Reading Frank’s work has led me to confront some difficult, personal thoughts about my life and the people that are part of it or in the periphery of it. He states that “In the concentration camps, for example, … we watched and witnessed some of our comrades behave like swine while others behaved like saints. Man has both potentialities within himself; which one is actualized depends on decisions but not on conditions” (134).
In my understanding, you may be immersed or you may have emerged from terrible conditions but that neither excuses or condones perpetuating the same conditions or suffering on another. After reading this section, I wondered at length about the strife between these two factions of Holocaust survivors. What did the ‘saints’ do when confronted by the actions of the ‘swine’ and the consequences of those actions? How do you live with and among your trauma comrades who chose to shed the label of oppressed only to become the oppressors or the label of victims only to turn into abusers? What do you do when the ‘swine’ believe themselves to be the ‘saints’? Do you choose to part ways based on your individual experience of suffering or do you choose to honor your collective experience of trauma and remain a unit?
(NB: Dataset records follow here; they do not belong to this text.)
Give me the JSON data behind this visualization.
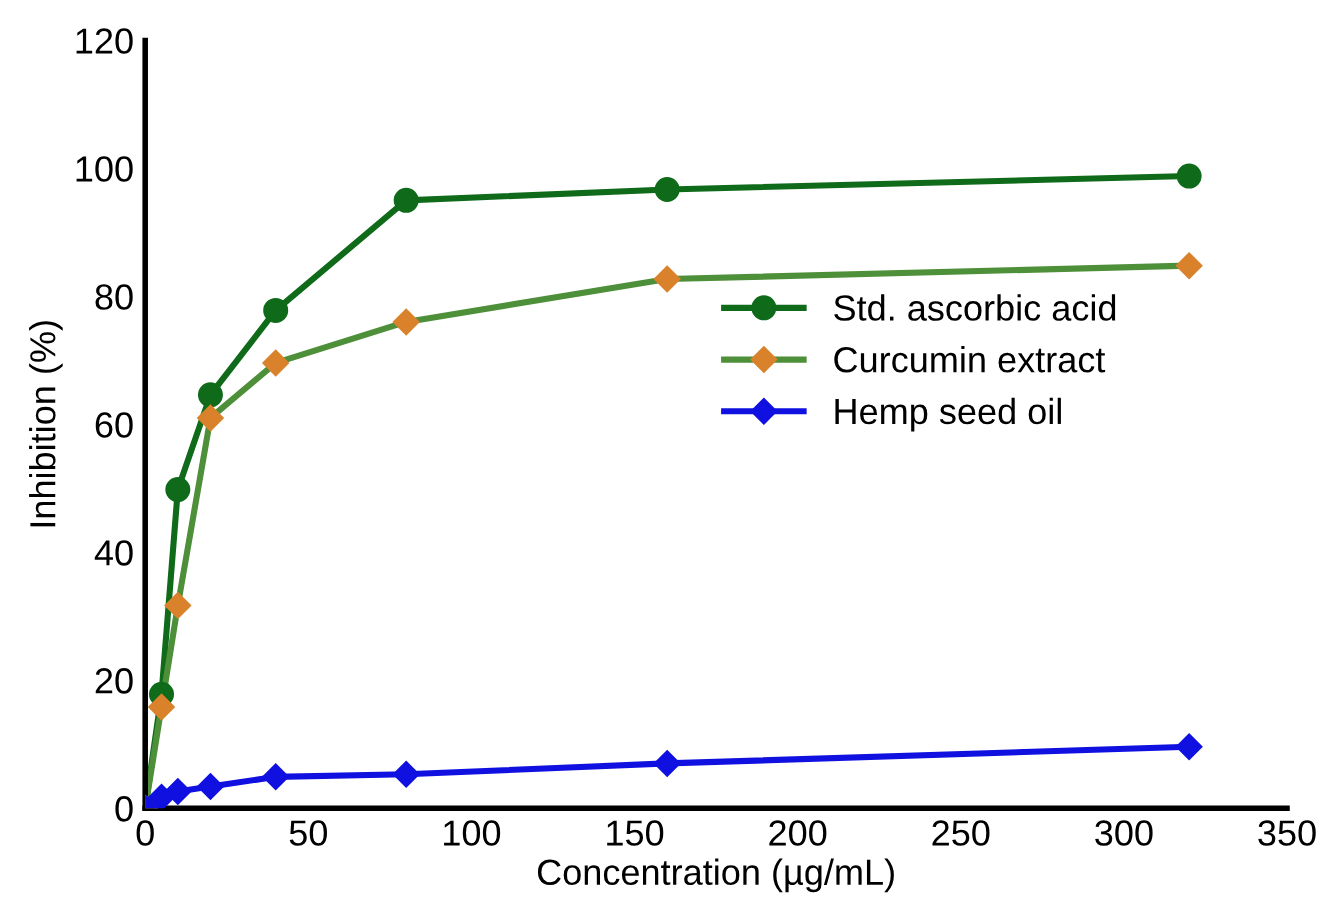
{
  "chart_data": {
    "type": "line",
    "xlabel": "Concentration (µg/mL)",
    "ylabel": "Inhibition (%)",
    "xlim": [
      0,
      350
    ],
    "xticks": [
      0,
      50,
      100,
      150,
      200,
      250,
      300,
      350
    ],
    "ylim": [
      0,
      120
    ],
    "yticks": [
      0,
      20,
      40,
      60,
      80,
      100,
      120
    ],
    "x": [
      0,
      5,
      10,
      20,
      40,
      80,
      160,
      320
    ],
    "grid": false,
    "legend": "right",
    "series": [
      {
        "name": "Std. ascorbic acid",
        "color": "#0f6b1a",
        "marker": "circle",
        "values": [
          0,
          17.8,
          49.8,
          64.6,
          77.8,
          95,
          96.7,
          98.8
        ]
      },
      {
        "name": "Curcumin extract",
        "color": "#4e8f3a",
        "colors": [
          "#d9822b",
          "#d9822b",
          "#d9822b",
          "#d9822b",
          "#d9822b",
          "#d9822b",
          "#d9822b",
          "#d9822b"
        ],
        "marker": "diamond",
        "values": [
          0,
          15.8,
          31.7,
          61,
          69.6,
          76,
          82.7,
          84.8
        ]
      },
      {
        "name": "Hemp seed oil",
        "color": "#1010e0",
        "marker": "diamond",
        "values": [
          0,
          1.7,
          2.6,
          3.4,
          4.9,
          5.3,
          7,
          9.6
        ]
      }
    ]
  }
}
I think of the modern day parallels that we confront in our networks and communities with these questions. Frankl explores some of these important individual and collective concepts in regards to suffering and WWII in Man’s Search for Meaning. He says, “You may of course ask whether we really need to refer to “saints.” Wouldn’t it suffice just to refer to decent people? It is true that they form a minority. More than that, they always will remain a minority. And yet, I see therein the very challenge to join the minority. For the world is in a bad state, but everything will become still worse unless each of us does his best” (154). Ditto. If you feel as if you have no meaning to your life, then do your best to understand that you are not the only one. If you don’t know what to do, then aim to do something decent for humanity.
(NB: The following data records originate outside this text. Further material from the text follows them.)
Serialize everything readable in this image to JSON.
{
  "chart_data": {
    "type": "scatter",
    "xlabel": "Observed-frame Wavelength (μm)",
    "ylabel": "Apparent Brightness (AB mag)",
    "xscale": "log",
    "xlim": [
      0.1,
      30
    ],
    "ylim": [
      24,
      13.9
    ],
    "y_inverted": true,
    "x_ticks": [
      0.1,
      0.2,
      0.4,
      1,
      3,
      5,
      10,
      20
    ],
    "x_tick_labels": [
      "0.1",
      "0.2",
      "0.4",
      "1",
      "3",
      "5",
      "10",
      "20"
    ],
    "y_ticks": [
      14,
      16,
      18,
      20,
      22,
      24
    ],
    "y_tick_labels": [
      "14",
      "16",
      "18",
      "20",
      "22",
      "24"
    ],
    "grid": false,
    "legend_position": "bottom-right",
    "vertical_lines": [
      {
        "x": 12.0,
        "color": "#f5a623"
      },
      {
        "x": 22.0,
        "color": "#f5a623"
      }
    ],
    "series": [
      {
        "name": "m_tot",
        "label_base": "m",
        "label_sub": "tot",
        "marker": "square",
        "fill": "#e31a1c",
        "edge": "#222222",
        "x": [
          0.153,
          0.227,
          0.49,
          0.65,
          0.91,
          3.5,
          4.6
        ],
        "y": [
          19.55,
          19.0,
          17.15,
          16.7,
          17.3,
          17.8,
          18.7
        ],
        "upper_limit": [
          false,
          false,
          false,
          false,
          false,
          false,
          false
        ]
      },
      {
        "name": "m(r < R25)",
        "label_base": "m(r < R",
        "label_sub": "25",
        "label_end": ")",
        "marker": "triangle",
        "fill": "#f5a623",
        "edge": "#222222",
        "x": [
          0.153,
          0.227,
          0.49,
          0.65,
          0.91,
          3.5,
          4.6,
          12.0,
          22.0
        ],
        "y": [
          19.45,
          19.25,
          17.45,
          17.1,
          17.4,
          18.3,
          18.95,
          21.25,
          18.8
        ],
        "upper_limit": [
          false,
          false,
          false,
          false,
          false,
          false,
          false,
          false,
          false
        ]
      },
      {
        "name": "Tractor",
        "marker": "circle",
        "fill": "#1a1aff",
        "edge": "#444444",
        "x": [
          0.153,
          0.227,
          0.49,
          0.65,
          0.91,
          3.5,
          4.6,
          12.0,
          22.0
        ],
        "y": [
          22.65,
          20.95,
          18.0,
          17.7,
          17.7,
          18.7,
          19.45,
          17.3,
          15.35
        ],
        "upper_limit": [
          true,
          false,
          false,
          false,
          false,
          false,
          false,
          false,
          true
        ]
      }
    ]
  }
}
Like all great books, we can discuss Frankl’s Man’s Search for Meaning interminably, but I will wrap this up with this quote: “Frankl was once asked to express in one sentence the meaning of his own life. He wrote the response on paper and asked his students to guess what he had written. After some moments of quiet reflection, a student surprised Frankl by saying, ‘The meaning of your life is to help others find the meaning in theirs.'” (165). That’s deep. It’s wonderful to believe that writing his blog post and re-creating some of my original reflections can contribute to that for any reader that gets to this point.
Thank you for reading!
All my best,
D.
Works Cited
Frankl, Viktor E. Man’s Search for Meaning. Beacon Press, 2006.